Coupled with a defense strategy, in order to reduce the risk of initiating a cyber attack, there should be a treaty in place limiting the use and scope of a cyber attack, similar to the Strategic Arms Limitation Treaty for nuclear weapons. A proposed Cyber War Limitations Treaty would seek to limit cyber war, not seek a ban on intelligence gathering. The treaty should establish a Cyber Risk Reduction Center to exchange information and provide nations with assistance; create as international-law concepts the obligation to assist and national cyber accountability (a country hosting a cyber attack is just as guilty as the country that is doing the attacking); impose a ban on first-use cyber attacks against civilian infrastructure, a ban that would be lifted when (a) the two nations were in a shooting war, or (b) the defending nation had been attacked by the other nation with cyber weapons; prohibit the preparation of the electronic battlefield in peacetime by the emplacement of trapdoors or logic bombs on civilian infrastructure, including electric power grids, railroads, and so on; and to prohibit altering data or damaging networks of financial institutions at any time, including the preparation to do so by the emplacement of logic bombs.

Role of the President

In his conclusion, Mr. Clarke points out that the President must be required to approve personally the emplacement of logic bombs in other nations’ networks, as well as approve the creation of trapdoors on a class of politically sensitive targets. Because logic bombs are a demonstration of hostile intent, the President alone should be the one who decides that he or she wants to run the destabilizing risks associated with their placement. The President should be the one to judge the likelihood of the U.S. being in armed conflict with another nation in the foreseeable future, and only if that possibility is high should he or she authorize logic bombs. Key congressional leaders should be informed of such presidential decisions, just as they are for other covert actions.

On an annual basis, the President should review the status of all major cyber espionage, cyber war preparation of the battlefield, and cyber defense programs. An annual cyber defense report to the President should spell out the progress made on defending the backbone, securing the DoD networks, and securing the electric power grid.

Part of the annual check-up should be a review of the progress of U.S. Cyber Command; what networks have been penetrated; what operation would be available to the President in a crisis, and whether there are any modifications needed to the President’s earlier guidance. This review would be similar to the annual covert-action review and the periodic description of the nuclear war plan with the President.

Finally, the President should put reducing Chinese cyber espionage at the top of the diplomatic agenda, and make clear that such behavior amounts to a form of economic warfare.
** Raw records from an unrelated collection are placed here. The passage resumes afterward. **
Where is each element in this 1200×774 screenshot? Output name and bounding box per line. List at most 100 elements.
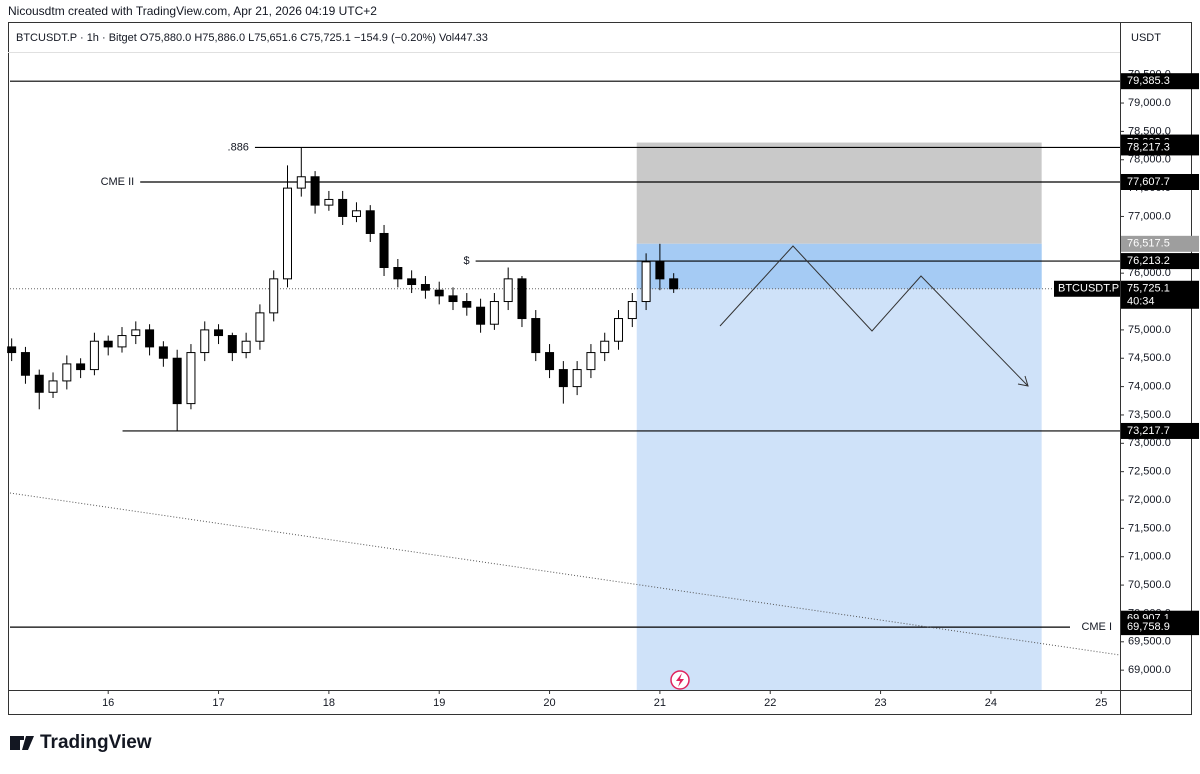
current-price-tag (1121, 280, 1199, 309)
x-tick-label: 21 (654, 697, 666, 709)
candle-body (572, 369, 582, 388)
candle-body (531, 318, 541, 354)
price-tag-label: 76,213.2 (1127, 255, 1170, 267)
logo-shape (14, 736, 34, 750)
candle-body (503, 278, 513, 303)
countdown: 40:34 (1127, 296, 1155, 308)
y-tick-label: 73,000.0 (1128, 437, 1171, 449)
candle-body (172, 357, 182, 405)
y-tick-label: 74,500.0 (1128, 352, 1171, 364)
legend: BTCUSDT.P · 1h · Bitget O75,880.0 H75,88… (16, 32, 488, 44)
candle-body (20, 352, 30, 376)
x-tick-label: 24 (985, 697, 997, 709)
y-tick-label: 76,000.0 (1128, 267, 1171, 279)
candle-body (103, 340, 113, 348)
price-tag-label: 69,758.9 (1127, 621, 1170, 633)
candle-body (614, 318, 624, 342)
candle-body (420, 284, 430, 291)
projection-arrow (1017, 375, 1029, 387)
candle-body (448, 295, 458, 303)
y-tick-label: 69,000.0 (1128, 664, 1171, 676)
candle-body (214, 329, 224, 337)
price-tag (1121, 619, 1199, 636)
price-tag (1121, 139, 1199, 156)
candle-body (462, 301, 472, 308)
trend-line (9, 492, 1121, 656)
event-bolt (676, 673, 684, 687)
price-tag (1121, 422, 1199, 439)
price-tag-label: 76,517.5 (1127, 238, 1170, 250)
x-tick-label: 23 (874, 697, 886, 709)
y-tick-label: 77,000.0 (1128, 210, 1171, 222)
candle-body (600, 340, 610, 354)
candle-body (627, 301, 637, 320)
x-tick-label: 22 (764, 697, 776, 709)
frame (8, 22, 1192, 715)
y-tick-label: 75,000.0 (1128, 324, 1171, 336)
x-tick-label: 25 (1095, 697, 1107, 709)
y-tick-label: 78,000.0 (1128, 154, 1171, 166)
x-tick-label: 17 (212, 697, 224, 709)
candle-body (117, 335, 127, 348)
y-tick-label: 74,000.0 (1128, 381, 1171, 393)
candle-body (434, 289, 444, 297)
level-name: CME II (101, 176, 135, 188)
candle-body (227, 335, 237, 354)
projection-path (719, 245, 1029, 387)
candle-body (324, 198, 334, 206)
candle-body (296, 176, 306, 189)
level-name: .886 (228, 141, 249, 153)
price-tag-label: 77,607.7 (1127, 176, 1170, 188)
price-tag-label: 79,385.3 (1127, 75, 1170, 87)
candle-body (586, 352, 596, 371)
candle-body (476, 306, 486, 325)
y-tick-label: 72,500.0 (1128, 466, 1171, 478)
y-tick-label: 71,500.0 (1128, 522, 1171, 534)
candle-body (145, 329, 155, 348)
candle-body (669, 278, 679, 290)
candle-body (186, 352, 196, 405)
target-zone (636, 243, 1042, 691)
currency: USDT (1131, 32, 1161, 44)
level-name: CME I (1081, 621, 1112, 633)
candle-body (379, 232, 389, 269)
candle-body (158, 346, 168, 359)
candle-body (131, 329, 141, 337)
price-tag (1121, 73, 1199, 90)
candle-body (310, 176, 320, 206)
current-price-label: 75,725.1 (1127, 283, 1170, 295)
candle-body (200, 329, 210, 354)
current-symbol: BTCUSDT.P (1058, 283, 1119, 295)
candle-body (255, 312, 265, 342)
candle-body (393, 267, 403, 280)
candle-body (76, 363, 86, 371)
brand: TradingView (40, 732, 152, 753)
logo-mark (10, 736, 18, 750)
y-tick-label: 78,500.0 (1128, 125, 1171, 137)
candle-body (34, 374, 44, 393)
candle-body (558, 369, 568, 388)
price-tag (1121, 235, 1199, 252)
y-tick-label: 69,500.0 (1128, 636, 1171, 648)
candle-body (517, 278, 527, 320)
level-name: $ (464, 255, 470, 267)
y-tick-label: 73,500.0 (1128, 409, 1171, 421)
y-tick-label: 72,000.0 (1128, 494, 1171, 506)
x-tick-label: 16 (102, 697, 114, 709)
candle-body (365, 210, 375, 234)
y-tick-label: 79,000.0 (1128, 97, 1171, 109)
plot: .886 CME II $ CME I (7, 80, 1120, 691)
price-tag (1121, 173, 1199, 190)
price-tag (1121, 253, 1199, 270)
candle-body (338, 198, 348, 217)
x-tick-label: 19 (433, 697, 445, 709)
price-tag-label: 78,217.3 (1127, 141, 1170, 153)
candle-body (407, 278, 417, 286)
stop-zone (636, 142, 1042, 244)
candle-body (62, 363, 72, 382)
current-symbol-tag (1054, 280, 1120, 297)
candle-body (89, 340, 99, 371)
candle-body (351, 210, 361, 217)
open-zone (636, 243, 1042, 289)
Within this context, the President should state that a cyber attack on the U.S. will be treated as the same as if it were a kinetic attack and that the U.S. will respond in the manner it thinks best, based upon the nature and extent of the provocation. By proposing a global system of National cyber Accountability, the President would seek to impose on nations the responsibility of dealing with cyber criminals and allegedly spontaneous civilian hacktavists, and an Obligation to Assist in stopping and investigating cyber attacks.

Cyber Weapons are not simply the next stage in the evolution of making war less lethal. If they are not properly controlled, they may result in small disagreements spiraling out of control and leading to wider war, or to the orchestrated collapse of world’s fundamental economic and governmental systems. The end-game for Mr. Clarke is when the world can take a step back from the edge of what could be a new battlespace, and take steps not to fight in cyberspace, but to fight against cyber war.

Richard A. Clarke and Robert K. Knake: Cyber War - The Next Threat to National Security And What to Do About It, New York 2010.